Hardin County (KY) Schools hosted the National Association of State Boards of Education (NASBE) and the United States Army in the national launch of a new pilot program aimed at developing leadership and academic skills for middle school and high school students.

The program, Project Partnership for All Students’ Success (PASS), offers elective Junior Leadership Corps (JLC) courses, after-school activities and a JROTC program to develop character and leadership with the goal of keeping students in school and improving their chances for a successful life. Project PASS was established through

fuddled's picture

Is our children being reformed, that's what the American persons want to know.

stargazzn's picture

Home schooled children are better educated than public schooled children. However the government has an interest in what children are taught, or not taught! For example why did the United States support the secession of the Yugoslave States from their federal government, but went to war to prevent the secession of the Confederate States? Reading the Articles of Confederation, and the Constitution clearly shows the Articles of Confederation forbade secession, and the Constitution allowed it.

Just as the Soviet Union, and Red China have an interest in what the minds of mush soak up, they don't want the population to learn that which will be bad for the government.

Every home school parent should be jailed, their children removed and put into foster care, and both should be monitored for life to see if anti social, or anti government attitudes arise.

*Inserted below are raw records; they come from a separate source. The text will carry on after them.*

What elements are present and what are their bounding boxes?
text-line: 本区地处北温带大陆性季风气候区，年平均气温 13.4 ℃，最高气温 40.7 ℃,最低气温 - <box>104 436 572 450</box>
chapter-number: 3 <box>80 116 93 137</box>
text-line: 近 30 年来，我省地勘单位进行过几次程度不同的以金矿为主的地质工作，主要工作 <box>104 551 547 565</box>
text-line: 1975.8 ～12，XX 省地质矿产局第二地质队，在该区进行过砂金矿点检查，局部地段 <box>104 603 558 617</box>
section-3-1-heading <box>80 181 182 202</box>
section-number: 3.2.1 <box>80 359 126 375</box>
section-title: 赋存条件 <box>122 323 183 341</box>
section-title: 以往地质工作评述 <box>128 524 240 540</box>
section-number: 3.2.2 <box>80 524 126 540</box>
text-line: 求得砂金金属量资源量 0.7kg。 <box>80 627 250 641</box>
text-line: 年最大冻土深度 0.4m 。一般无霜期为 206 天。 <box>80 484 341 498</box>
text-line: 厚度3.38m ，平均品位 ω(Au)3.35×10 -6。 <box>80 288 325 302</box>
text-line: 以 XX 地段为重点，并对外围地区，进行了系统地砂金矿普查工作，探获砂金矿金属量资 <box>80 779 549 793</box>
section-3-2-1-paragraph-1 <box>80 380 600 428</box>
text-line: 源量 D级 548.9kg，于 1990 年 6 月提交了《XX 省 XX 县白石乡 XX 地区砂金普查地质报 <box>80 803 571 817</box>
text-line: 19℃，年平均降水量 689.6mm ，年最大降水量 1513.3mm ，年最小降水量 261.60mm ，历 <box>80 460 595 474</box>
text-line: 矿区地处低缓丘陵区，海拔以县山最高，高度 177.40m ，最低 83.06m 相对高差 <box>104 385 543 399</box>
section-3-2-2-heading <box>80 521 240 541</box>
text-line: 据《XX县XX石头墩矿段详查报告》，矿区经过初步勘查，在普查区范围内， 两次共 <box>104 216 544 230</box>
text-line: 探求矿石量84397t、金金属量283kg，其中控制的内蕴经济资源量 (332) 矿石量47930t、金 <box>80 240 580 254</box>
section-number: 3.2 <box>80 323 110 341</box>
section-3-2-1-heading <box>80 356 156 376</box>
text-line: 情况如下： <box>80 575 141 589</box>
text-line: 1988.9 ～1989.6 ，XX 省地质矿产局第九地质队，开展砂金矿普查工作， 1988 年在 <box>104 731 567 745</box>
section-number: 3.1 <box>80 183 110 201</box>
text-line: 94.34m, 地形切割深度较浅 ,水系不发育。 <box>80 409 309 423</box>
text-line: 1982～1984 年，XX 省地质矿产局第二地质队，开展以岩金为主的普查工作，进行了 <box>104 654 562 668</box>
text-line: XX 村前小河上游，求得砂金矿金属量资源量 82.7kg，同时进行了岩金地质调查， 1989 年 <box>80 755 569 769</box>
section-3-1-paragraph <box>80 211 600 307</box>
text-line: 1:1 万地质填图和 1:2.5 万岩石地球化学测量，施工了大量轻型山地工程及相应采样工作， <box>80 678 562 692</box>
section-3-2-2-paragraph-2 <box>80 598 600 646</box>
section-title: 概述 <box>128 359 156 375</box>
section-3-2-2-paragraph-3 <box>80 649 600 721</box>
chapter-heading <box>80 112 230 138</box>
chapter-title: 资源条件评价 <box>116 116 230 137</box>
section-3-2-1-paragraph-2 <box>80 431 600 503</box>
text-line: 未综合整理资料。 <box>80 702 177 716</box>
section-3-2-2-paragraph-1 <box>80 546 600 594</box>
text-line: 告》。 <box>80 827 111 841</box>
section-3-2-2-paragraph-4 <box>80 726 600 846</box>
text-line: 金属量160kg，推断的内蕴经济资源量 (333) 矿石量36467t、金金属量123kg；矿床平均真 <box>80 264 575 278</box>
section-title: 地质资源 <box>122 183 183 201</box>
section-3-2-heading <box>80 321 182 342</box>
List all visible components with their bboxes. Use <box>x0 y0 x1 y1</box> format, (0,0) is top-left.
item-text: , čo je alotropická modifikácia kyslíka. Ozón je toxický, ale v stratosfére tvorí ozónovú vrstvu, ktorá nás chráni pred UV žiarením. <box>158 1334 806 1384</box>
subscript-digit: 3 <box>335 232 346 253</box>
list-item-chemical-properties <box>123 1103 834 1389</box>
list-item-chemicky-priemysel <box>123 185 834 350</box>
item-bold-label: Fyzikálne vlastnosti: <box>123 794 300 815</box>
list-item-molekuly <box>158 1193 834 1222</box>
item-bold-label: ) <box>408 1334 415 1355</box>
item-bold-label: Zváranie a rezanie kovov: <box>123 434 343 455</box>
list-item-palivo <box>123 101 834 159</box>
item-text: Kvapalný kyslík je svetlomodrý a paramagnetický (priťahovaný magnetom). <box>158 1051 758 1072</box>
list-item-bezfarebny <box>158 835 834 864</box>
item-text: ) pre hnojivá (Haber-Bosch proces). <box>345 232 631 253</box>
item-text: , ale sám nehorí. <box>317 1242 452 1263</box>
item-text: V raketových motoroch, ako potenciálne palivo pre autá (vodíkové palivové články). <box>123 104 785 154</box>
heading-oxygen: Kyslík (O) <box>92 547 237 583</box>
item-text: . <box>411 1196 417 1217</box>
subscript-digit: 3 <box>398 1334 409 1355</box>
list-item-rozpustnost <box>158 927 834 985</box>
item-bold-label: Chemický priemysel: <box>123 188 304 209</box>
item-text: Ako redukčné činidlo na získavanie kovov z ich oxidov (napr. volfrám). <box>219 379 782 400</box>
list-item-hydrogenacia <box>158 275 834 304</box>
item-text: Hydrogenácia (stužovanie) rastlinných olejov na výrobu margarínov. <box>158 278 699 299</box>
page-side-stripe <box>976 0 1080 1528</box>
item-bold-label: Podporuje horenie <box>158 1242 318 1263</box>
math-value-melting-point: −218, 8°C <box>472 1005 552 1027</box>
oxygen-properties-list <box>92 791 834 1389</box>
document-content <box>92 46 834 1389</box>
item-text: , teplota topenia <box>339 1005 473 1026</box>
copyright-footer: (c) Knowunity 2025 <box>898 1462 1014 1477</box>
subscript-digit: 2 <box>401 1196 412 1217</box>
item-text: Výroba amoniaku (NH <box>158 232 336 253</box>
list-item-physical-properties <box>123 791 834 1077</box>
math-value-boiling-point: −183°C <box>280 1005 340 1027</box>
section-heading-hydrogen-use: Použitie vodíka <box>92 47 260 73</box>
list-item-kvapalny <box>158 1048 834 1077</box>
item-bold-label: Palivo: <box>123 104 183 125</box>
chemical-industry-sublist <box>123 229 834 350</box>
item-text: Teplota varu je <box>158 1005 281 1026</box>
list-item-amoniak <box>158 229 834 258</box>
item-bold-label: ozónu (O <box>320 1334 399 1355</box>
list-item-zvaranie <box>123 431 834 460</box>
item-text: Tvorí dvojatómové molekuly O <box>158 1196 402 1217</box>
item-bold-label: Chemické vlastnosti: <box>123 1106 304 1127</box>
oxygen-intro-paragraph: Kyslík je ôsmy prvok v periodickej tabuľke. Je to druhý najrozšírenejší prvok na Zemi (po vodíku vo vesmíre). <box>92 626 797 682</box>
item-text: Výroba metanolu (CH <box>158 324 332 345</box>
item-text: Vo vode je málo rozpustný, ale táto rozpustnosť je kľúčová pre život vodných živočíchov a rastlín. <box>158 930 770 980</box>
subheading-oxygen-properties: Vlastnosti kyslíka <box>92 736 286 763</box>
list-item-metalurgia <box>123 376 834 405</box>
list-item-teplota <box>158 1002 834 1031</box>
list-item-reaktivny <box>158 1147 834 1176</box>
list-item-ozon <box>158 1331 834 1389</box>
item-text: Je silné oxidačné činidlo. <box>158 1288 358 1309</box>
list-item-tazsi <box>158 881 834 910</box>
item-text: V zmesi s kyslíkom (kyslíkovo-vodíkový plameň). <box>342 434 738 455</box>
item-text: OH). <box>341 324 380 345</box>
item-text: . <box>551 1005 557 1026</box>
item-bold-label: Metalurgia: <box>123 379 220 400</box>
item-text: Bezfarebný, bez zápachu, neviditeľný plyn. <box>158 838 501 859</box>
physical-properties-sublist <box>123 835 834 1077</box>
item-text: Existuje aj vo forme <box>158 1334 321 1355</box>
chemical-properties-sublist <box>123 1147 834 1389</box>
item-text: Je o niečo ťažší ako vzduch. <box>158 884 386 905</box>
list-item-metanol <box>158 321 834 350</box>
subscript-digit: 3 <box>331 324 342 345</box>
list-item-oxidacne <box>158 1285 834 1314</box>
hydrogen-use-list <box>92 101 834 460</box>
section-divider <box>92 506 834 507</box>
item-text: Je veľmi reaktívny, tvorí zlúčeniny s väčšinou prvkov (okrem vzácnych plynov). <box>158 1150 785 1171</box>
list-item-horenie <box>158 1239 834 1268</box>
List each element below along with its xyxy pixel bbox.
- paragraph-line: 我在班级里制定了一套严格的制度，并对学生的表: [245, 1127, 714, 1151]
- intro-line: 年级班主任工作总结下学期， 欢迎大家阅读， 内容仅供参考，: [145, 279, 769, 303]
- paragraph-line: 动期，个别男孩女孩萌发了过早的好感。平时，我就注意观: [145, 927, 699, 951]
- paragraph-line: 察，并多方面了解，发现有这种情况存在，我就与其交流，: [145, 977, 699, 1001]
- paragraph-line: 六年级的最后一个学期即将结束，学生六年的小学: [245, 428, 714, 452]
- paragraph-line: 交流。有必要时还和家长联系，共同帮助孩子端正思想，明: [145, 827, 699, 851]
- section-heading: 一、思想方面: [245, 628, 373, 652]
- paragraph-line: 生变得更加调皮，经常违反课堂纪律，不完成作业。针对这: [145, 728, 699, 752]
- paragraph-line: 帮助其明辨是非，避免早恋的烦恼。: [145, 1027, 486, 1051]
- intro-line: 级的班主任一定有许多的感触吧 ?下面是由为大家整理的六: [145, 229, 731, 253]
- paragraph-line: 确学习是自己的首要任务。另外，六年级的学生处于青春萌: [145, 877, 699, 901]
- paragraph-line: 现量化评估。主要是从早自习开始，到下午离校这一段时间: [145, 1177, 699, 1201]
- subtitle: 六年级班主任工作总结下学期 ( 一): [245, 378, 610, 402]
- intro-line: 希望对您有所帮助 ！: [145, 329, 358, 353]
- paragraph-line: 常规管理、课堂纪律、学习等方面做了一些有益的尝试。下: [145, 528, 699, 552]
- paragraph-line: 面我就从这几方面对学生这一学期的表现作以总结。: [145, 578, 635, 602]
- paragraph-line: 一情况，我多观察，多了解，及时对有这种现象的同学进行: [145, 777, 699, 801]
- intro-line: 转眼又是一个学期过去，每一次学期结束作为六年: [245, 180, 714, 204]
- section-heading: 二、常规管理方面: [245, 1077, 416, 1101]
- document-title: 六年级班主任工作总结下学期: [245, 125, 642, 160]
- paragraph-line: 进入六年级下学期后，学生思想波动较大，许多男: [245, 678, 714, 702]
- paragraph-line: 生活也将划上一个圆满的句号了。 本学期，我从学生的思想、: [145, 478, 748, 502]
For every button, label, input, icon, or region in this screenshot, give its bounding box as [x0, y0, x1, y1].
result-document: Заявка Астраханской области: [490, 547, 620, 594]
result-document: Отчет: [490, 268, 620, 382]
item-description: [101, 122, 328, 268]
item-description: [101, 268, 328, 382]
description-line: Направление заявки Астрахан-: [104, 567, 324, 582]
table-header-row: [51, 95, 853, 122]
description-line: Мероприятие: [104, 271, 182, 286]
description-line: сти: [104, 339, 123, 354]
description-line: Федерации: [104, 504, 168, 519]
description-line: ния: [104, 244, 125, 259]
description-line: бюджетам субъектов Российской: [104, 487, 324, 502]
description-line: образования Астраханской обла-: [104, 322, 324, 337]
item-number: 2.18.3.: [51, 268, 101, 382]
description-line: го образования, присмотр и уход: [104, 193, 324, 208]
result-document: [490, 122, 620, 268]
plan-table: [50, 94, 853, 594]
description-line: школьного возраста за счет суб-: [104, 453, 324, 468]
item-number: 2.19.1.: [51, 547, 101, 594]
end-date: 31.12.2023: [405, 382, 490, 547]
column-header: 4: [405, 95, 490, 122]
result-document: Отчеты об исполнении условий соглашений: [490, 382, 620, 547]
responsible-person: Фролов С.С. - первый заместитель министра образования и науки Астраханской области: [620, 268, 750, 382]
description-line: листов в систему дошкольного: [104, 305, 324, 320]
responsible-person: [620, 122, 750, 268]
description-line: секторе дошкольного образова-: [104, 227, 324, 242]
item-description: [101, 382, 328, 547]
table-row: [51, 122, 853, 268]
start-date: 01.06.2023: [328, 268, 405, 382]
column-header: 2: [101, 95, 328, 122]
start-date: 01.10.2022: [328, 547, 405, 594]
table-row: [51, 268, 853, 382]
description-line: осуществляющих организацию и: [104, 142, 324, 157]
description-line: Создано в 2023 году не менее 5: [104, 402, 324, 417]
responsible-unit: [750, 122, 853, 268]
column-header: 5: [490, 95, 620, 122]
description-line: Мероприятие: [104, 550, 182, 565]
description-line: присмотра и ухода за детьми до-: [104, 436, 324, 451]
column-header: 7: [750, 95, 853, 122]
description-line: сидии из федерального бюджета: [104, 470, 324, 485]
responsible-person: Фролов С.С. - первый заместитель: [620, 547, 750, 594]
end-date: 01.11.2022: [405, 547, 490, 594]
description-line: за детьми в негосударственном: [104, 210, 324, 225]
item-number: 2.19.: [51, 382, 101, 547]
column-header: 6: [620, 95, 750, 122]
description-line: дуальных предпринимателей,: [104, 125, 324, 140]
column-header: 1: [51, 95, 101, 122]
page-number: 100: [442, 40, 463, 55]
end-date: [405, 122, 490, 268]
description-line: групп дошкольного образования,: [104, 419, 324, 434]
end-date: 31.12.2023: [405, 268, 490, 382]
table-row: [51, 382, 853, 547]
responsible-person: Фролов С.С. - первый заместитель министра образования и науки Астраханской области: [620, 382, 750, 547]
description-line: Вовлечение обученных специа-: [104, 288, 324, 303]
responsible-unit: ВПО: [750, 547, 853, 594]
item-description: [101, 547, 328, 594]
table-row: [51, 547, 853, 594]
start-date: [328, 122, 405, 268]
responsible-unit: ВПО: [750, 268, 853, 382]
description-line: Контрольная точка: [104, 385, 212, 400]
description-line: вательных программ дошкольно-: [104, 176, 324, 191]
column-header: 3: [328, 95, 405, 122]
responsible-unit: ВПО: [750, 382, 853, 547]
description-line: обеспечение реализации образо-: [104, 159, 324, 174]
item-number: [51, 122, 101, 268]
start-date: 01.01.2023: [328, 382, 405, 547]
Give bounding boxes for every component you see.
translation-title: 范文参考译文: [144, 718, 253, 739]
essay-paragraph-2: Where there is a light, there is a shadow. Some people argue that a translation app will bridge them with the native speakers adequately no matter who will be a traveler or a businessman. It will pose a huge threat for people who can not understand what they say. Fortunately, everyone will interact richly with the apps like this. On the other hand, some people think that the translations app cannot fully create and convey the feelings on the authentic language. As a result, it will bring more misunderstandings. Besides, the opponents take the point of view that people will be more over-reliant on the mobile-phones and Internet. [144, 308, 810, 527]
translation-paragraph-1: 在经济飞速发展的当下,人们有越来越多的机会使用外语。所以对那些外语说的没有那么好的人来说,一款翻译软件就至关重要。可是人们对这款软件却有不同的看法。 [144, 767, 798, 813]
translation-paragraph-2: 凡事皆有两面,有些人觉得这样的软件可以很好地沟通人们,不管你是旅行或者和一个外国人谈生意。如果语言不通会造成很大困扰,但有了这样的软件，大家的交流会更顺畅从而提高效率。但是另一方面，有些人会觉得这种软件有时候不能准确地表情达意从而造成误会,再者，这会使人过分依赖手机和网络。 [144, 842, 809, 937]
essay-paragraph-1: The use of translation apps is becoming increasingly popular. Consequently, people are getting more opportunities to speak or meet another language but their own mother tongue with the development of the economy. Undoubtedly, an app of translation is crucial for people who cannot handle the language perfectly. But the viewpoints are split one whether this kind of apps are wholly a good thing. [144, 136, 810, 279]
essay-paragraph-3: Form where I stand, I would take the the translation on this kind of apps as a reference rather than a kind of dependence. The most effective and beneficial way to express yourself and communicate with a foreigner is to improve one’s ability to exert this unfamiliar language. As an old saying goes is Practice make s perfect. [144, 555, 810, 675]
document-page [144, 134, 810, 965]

Fabian Socialists, heat the world up so they can remold it. - George Soros

Tax the Rich's picture

"Home schooled children are better educated than public schooled children."

Bullshit! You don't know what you are talking about.

I've been teaching 30 years and the home schooled kids who joined our school were always at the bottom of the class, and most dropped out within a few days because they were so far behind.

Now, if someone has an educated parent who teaches their kid at home and the local district is not great, than you may see some better scores with a few individuals. But where you have good public schools, the home schoolers are far behind.

Don't try telling me some religious nutjob with a high school diploma is going to be a better teacher than someone with a M.S. in Pyhsics. What a stupid thing to even imply!


If I were a psychopath, I would join the republican party, and get in on the gravy train taking the Teabircher morons to the cleaners.

weslen1's picture

Innovation should be about updating improving how we teach our children, not figuring out the best way to profit from it.

Absolutely right. It's such a waste that so many children, generations to come, will not be able to learn enough to survive, so that millionaires with crooked junk "educational" materials, like Marvin Bush, can become billionaires at the expense of the children.